A laugh escapes me, unexpected and genuine. “Thank you, Jackson. For telling me all of that. I know it wasn’t easy to share.”
“Are you kidding? I’ve been dying to talk about Drew’s dick game for months. You just gave me a legitimate excuse.” He tosses a raisin into the air and catches it in his mouth. “Besides, that’s what best friends are for. The uncomfortable conversations that nobody else will have with you.”
I unfurl from my protective ball, stretching my legs out on the bed. The tension that had coiled in my shoulders since I walked through the door is loosening. The room feels warmer. Safer.
“Now.” Jackson claps his hands together once, the sound sharp enough to make me jump.

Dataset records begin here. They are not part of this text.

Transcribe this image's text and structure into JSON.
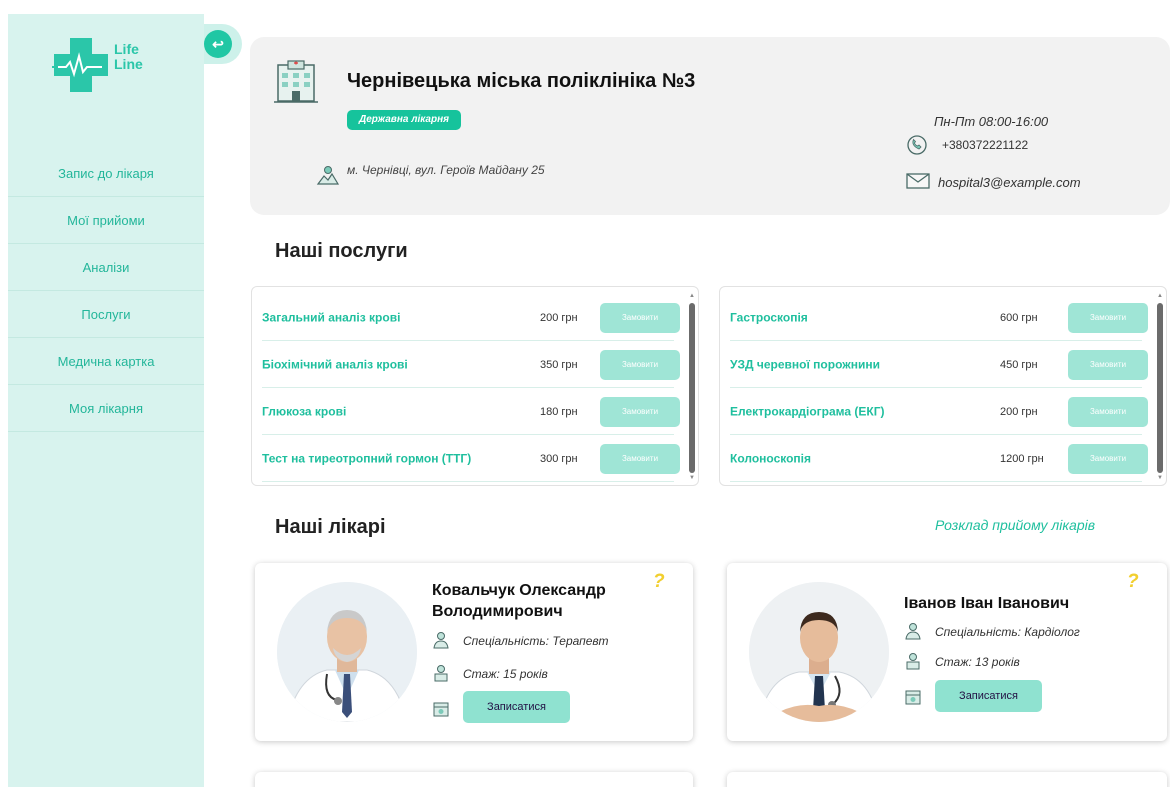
{
  "sidebar": {
    "logo": {
      "line1": "Life",
      "line2": "Line",
      "color": "#2bc6a9"
    },
    "items": [
      {
        "label": "Запис до лікаря"
      },
      {
        "label": "Мої прийоми"
      },
      {
        "label": "Аналізи"
      },
      {
        "label": "Послуги"
      },
      {
        "label": "Медична картка"
      },
      {
        "label": "Моя лікарня"
      }
    ]
  },
  "back_button": {
    "icon": "return-arrow-icon",
    "glyph": "↩"
  },
  "hospital": {
    "name": "Чернівецька міська поліклініка №3",
    "type_badge": "Державна лікарня",
    "address": "м. Чернівці, вул. Героїв Майдану 25",
    "hours": "Пн-Пт 08:00-16:00",
    "phone": "+380372221122",
    "email": "hospital3@example.com"
  },
  "services": {
    "title": "Наші послуги",
    "left": [
      {
        "name": "Загальний аналіз крові",
        "price": "200 грн",
        "button": "Замовити"
      },
      {
        "name": "Біохімічний аналіз крові",
        "price": "350 грн",
        "button": "Замовити"
      },
      {
        "name": "Глюкоза крові",
        "price": "180 грн",
        "button": "Замовити"
      },
      {
        "name": "Тест на тиреотропний гормон (ТТГ)",
        "price": "300 грн",
        "button": "Замовити"
      }
    ],
    "right": [
      {
        "name": "Гастроскопія",
        "price": "600 грн",
        "button": "Замовити"
      },
      {
        "name": "УЗД черевної порожнини",
        "price": "450 грн",
        "button": "Замовити"
      },
      {
        "name": "Електрокардіограма (ЕКГ)",
        "price": "200 грн",
        "button": "Замовити"
      },
      {
        "name": "Колоноскопія",
        "price": "1200 грн",
        "button": "Замовити"
      }
    ]
  },
  "doctors": {
    "title": "Наші лікарі",
    "schedule_link": "Розклад прийому лікарів",
    "items": [
      {
        "name": "Ковальчук Олександр Володимирович",
        "specialty": "Спеціальність: Терапевт",
        "experience": "Стаж: 15 років",
        "button": "Записатися",
        "help": "?"
      },
      {
        "name": "Іванов Іван Іванович",
        "specialty": "Спеціальність: Кардіолог",
        "experience": "Стаж: 13 років",
        "button": "Записатися",
        "help": "?"
      }
    ]
  },
  "colors": {
    "accent": "#1fbf9e",
    "sidebar_bg": "#d8f3ee",
    "badge": "#16c39c",
    "help": "#f2cf2f"
  }
}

His eyes are gleaming behind those reading glasses, and his entire body has shifted forward on the bed, trail mix forgotten.
“I’ve shared my deeply personal sexual history with you in the spirit of friendship and education.
I believe that entitles me to something in return. ”
“What?”
“The dirty deets, Ryan.” Jackson’s grin stretches wide enough to threaten the structural integrity of his face.
“Every. Single. One. What happened in that park tonight? Start from the beginning, leave nothing out, and if you skip the good parts, I will know, because I am fluent in the language of your facial expressions and I can tell when you’re editing. ”
“Jackson—”
“Nope. No deflecting. No British-boarding-school modesty. You walked in here with cum on your shorts, and I laundered them for you without judgment. You owe me the full story.” He settles back against the wall, folds his arms behind his head, and assumes the posture of someone preparing for a feature-length film.
“I want the picnic. I want the sunset. I want the moment things escalated. And I especially want to know what Oliver did that made you ruin a perfectly good pair of khakis. Make my toes curl, ol’ buddy, ol’ pal. ”
My face is incinerating. Every instinct I have is screaming at me to deflect, to minimize, to fold the evening into something small and manageable.
But Jackson did tell me about Drew. About fingers and lube, of trembling thighs and trust. He opened a door for me, and the least I can do is walk through one for him.
“Fine,” I say.
Jackson pumps his fist. “Yes. Okay. Go.”